Sahabat, Pemimpin yang dibutuhkan Bangsa Indonesia adalah pemimpin yang semangat beramar ma’ruf nahi munkar dengan berjiwa Pancasila.

Pemimpin yang baik memiliki misi untuk membawa bangsa dan negaranya menggapai cita-cita bangsa, yaitu membawa penyelenggaraan kehidupan berbangsa dan bernegara Indonesia kearah terwujudnya kehidupan yang ber-ketuhanan, ber-kemanusiaan, ber-persatuan, ber-kerakyatan, dan ber-keadilan.

Yang dimaksud dengan pemimpin berjiwa pancasila, jelas bukan yang hanya hafal teks pancasila doang, tetapi  adalah pemimpin yang mengerti benar akan hakikat pancasila sebagai ideologi Bangsa Indonesia. Sehingga dengan begitu, semua kebijakan yang diambilnya kelak akan berpedoman pada ideologi Bangsa.

Sahabat, Pemimpin harus memiliki lima karakteristik sebagaimana yang terkandung dalam Lima sila yang terdapat dalam Pancasila. Berketuhanan, pasti,  karena Pemimpin yang beriman cenderung akan memiliki perilaku yang baik karena ia akan melibatkan Tuhan dalam setiap tindakannya.

Berkemanusiaan, harus Pemimpin yang menjunjung tinggi HAM akan memiliki kesadaran tinggi atas hak dan kewajibannya sebagai seorang pemimpin, yaitu melaksanakan kewajiban untuk memimpin rakyatnya dengan amanah serta bersih dari tindak korupsi karena ia tidak akan mengambil yang bukan menjadi haknya.

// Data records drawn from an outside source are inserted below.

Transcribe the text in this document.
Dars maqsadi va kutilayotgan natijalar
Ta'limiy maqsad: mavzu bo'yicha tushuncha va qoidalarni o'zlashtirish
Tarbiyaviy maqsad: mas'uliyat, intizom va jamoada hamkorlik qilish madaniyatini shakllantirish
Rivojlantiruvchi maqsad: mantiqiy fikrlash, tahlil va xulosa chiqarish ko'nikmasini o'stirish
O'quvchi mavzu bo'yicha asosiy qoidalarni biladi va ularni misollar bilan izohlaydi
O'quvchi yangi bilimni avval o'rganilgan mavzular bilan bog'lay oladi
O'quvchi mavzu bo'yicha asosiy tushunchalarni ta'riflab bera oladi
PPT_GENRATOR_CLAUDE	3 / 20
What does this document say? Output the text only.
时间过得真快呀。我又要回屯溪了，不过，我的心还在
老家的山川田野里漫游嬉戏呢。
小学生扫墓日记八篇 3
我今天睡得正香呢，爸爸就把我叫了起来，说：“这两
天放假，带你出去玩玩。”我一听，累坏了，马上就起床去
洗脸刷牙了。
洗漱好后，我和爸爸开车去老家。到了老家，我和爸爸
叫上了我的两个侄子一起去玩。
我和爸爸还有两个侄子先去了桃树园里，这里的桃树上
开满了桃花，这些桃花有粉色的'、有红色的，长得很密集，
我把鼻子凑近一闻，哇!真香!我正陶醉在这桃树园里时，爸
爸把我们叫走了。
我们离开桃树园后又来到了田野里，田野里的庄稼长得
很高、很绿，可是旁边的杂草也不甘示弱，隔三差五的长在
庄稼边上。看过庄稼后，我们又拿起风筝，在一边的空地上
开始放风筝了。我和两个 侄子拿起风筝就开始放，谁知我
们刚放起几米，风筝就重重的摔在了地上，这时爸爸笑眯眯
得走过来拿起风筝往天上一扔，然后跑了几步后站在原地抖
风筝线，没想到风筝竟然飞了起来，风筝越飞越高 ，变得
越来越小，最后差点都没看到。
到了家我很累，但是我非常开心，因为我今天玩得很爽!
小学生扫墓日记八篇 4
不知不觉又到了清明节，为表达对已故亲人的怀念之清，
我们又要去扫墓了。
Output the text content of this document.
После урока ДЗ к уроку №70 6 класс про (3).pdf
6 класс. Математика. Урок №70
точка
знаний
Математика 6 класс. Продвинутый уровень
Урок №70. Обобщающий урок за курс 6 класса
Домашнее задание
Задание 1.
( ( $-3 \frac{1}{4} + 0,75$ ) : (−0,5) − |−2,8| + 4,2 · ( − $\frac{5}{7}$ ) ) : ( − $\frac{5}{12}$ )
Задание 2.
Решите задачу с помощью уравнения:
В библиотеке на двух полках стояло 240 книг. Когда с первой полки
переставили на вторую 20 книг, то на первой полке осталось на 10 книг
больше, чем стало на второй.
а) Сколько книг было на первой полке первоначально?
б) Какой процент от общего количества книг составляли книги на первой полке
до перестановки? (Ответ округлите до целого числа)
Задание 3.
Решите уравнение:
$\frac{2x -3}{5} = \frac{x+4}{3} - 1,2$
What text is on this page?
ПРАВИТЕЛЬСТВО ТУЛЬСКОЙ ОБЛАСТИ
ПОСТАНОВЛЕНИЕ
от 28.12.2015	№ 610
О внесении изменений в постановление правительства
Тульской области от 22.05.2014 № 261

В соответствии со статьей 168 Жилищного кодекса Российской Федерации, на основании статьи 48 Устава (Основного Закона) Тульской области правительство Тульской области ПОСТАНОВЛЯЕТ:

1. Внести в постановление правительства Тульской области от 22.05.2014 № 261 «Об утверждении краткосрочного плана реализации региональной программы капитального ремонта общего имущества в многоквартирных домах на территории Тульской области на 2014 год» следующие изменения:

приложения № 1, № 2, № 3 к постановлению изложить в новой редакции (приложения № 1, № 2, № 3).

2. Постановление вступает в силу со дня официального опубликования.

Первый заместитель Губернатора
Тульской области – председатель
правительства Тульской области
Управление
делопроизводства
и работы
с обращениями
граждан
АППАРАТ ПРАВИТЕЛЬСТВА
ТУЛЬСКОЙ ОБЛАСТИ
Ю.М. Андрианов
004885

Memiliki rasa nasionalisme tinggi , maka pemimpin akan memiliki loyalitas atau pengabdian yang tinggi terhadap bangsa dan negaranya yang ditujukan melalui sikap mental dan tingkah lakunya dalam berbagai kebijakan yang bertujuan untuk membangun Negaranya menjadi Negara yang makmur dan sejahtera.

Pemimpin berjiwa pancasila pun harus peka mendengar keluh kesah rakyatnya, Pemimpin yang mau mendengarkan keluhan rakyat merupakan pemimpin yang baik, dimana ia dapat mengetahui masalah yang sedang dialami oleh rakyatnya dan kemudian dapat dengan segera mencari solusi yang tepat untuk menyelesaikan masalah tersebut. Bukan malah menjadikan penderitaan rakyat sebagai objek untuk memperkaya diri sendiri, golongannya, pendukungnya atau konsitunennya.

Menjadi pemimpin itu haruslah adil, proporsional yang sudah dicontohkan Rosul kita,  yakinlah Pemimpin yang adil akan memberikan rasa aman dan nyaman bagi rakyatnya. Dengan demikian, diharapkan rakyat Indonesia akan mendapatkan kesejahteraan secara lahiriah dan batiniah.

وَلَوْ أَنَّ أَهْلَ الْقُرَىٰ آمَنُوا وَاتَّقَوْا لَفَتَحْنَا عَلَيْهِمْ بَرَكَاتٍ مِنَ السَّمَاءِ وَالْأَرْضِ

Sekiranya penduduk negeri itu beriman dan bertakwa, pasti Kami akan limpahkan kepada mereka berkah dari langit dan bumi. [al-A’râf/7:96].

Harapannya dengan merefleksi nilai nilai yang terkandung dalam pancasila, melaksanakannya dalam kehidupan sehari hari, tidak mustahil jika bangsa ini akan menjadi bangsa yang kuat, baldatun thayyibatun wa rabbun ghafur.